PORTLAND, Ore. – Jack Jewsbury wasn’t standing shoulder-to-shoulder with President Obama on Monday as he viewed the progress being made a year after the devastation caused by a massive tornado that hit Joplin, Mo.
But the Portland Timbers captain, a native of the small town that made national headlines last year when a twister killed 161 people, was a keen observer of the solemn remembrance ceremonies earlier this week, including the President’s commencement address to the 2012 graduating class of Joplin High School.
The high school was one of the hundreds of buildings that were destroyed in the country’s worst tornado disaster in six decades. On Friday, groundbreaking ceremonies are scheduled at a number of sites throughout the town, including Joplin High School’s future home.
“Obviously it was a huge tragedy, but it’s something they’ve been rebuilding in the last year,” Jewsbury said. “And they’ve made huge strides, so it’s good to see.”
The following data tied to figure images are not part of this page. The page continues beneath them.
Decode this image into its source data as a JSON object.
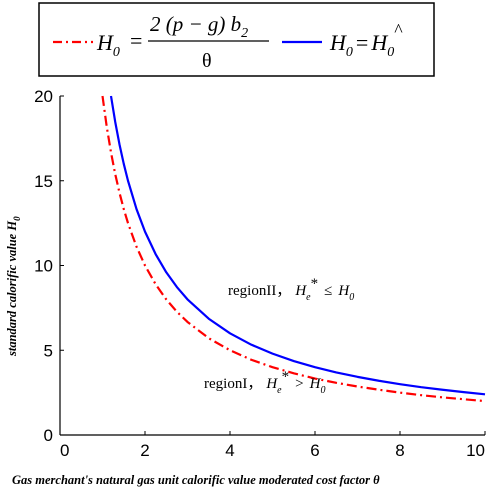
{
  "chart_data": {
    "type": "line",
    "xlabel": "Gas merchant's natural gas unit calorific value moderated cost factor θ",
    "ylabel": "standard calorific value H",
    "ylabel_subscript": "0",
    "xlim": [
      0,
      10
    ],
    "ylim": [
      0,
      20
    ],
    "x_ticks": [
      "0",
      "2",
      "4",
      "6",
      "8",
      "10"
    ],
    "y_ticks": [
      "0",
      "5",
      "10",
      "15",
      "20"
    ],
    "grid": false,
    "legend_position": "top",
    "legend": {
      "formula_lhs": "H",
      "formula_lhs_sub": "0",
      "formula_eq": "=",
      "formula_numerator": "2 (p − g) b",
      "formula_numerator_sub": "2",
      "formula_denominator": "θ",
      "curve_label_lhs": "H",
      "curve_label_lhs_sub": "0",
      "curve_label_eq": "=",
      "curve_label_rhs": "H",
      "curve_label_rhs_sub": "0",
      "curve_label_sup": "^"
    },
    "annotations": {
      "region2_label": "regionII，",
      "region2_sym": "H",
      "region2_sub": "e",
      "region2_sup": "*",
      "region2_rel": "≤",
      "region2_rhs": "H",
      "region2_rhs_sub": "0",
      "region1_label": "regionI，",
      "region1_sym": "H",
      "region1_sub": "e",
      "region1_sup": "*",
      "region1_rel": ">",
      "region1_rhs": "H",
      "region1_rhs_sub": "0"
    },
    "series": [
      {
        "key": "threshold",
        "color": "#ff0000",
        "style": "dash-dot",
        "x": [
          1.0,
          1.1,
          1.2,
          1.3,
          1.4,
          1.5,
          1.6,
          1.8,
          2.0,
          2.25,
          2.5,
          2.75,
          3.0,
          3.5,
          4.0,
          4.5,
          5.0,
          5.5,
          6.0,
          6.5,
          7.0,
          7.5,
          8.0,
          8.5,
          9.0,
          9.5,
          10.0
        ],
        "y": [
          20.0,
          18.18,
          16.67,
          15.38,
          14.29,
          13.33,
          12.5,
          11.11,
          10.0,
          8.89,
          8.0,
          7.27,
          6.67,
          5.71,
          5.0,
          4.44,
          4.0,
          3.64,
          3.33,
          3.08,
          2.86,
          2.67,
          2.5,
          2.35,
          2.22,
          2.11,
          2.0
        ]
      },
      {
        "key": "curve",
        "color": "#0000ff",
        "style": "solid",
        "x": [
          1.2,
          1.3,
          1.4,
          1.5,
          1.6,
          1.8,
          2.0,
          2.25,
          2.5,
          2.75,
          3.0,
          3.5,
          4.0,
          4.5,
          5.0,
          5.5,
          6.0,
          6.5,
          7.0,
          7.5,
          8.0,
          8.5,
          9.0,
          9.5,
          10.0
        ],
        "y": [
          20.0,
          18.46,
          17.14,
          16.0,
          15.0,
          13.33,
          12.0,
          10.67,
          9.6,
          8.73,
          8.0,
          6.86,
          6.0,
          5.33,
          4.8,
          4.36,
          4.0,
          3.69,
          3.43,
          3.2,
          3.0,
          2.82,
          2.67,
          2.53,
          2.4
        ]
      }
    ]
  }
}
In the aftermath of the disaster last year, Jewsbury partnered with the American Red Cross to allow Timbers fans to make donations to the Joplin disaster relief. At Jewsbury’s request, Red Cross representatives were also on hand at JELD-WEN Field during the Timbers’ May 29 game against D.C. United to collect donations, and his efforts earned him the MLS W.O.R.K.S. Humanitarian of the Month award for August.
He was able to visit family in Missouri during the offseason and view the restoration efforts first hand. Jewsbury’s uncle lost his truck-accessories business in the storm, while another aunt and uncle and one of his cousins also lost their homes.
“I’ve still been in touch with my dad who talks with his brother and sees him week in and week out,” Jewsbury said. “The rebuilding process is still happening.”
The MLS veteran, who stared at Kickapoo High School after his family moved from Joplin to nearby Springfield and then in college at Saint Louis University, said the help provided by Timbers fans meant a lot to him and his family. He said he’s been impressed by the town’s resilience during the year of recovery.
“The community as a whole has come together and has made it a point to not only get it back to where it was but make it bigger and better,” he added. “Whether it’s been people from here or people from all over helping out, it’s been huge for that community. It’s really been neat to see everyone come together for a good cause.”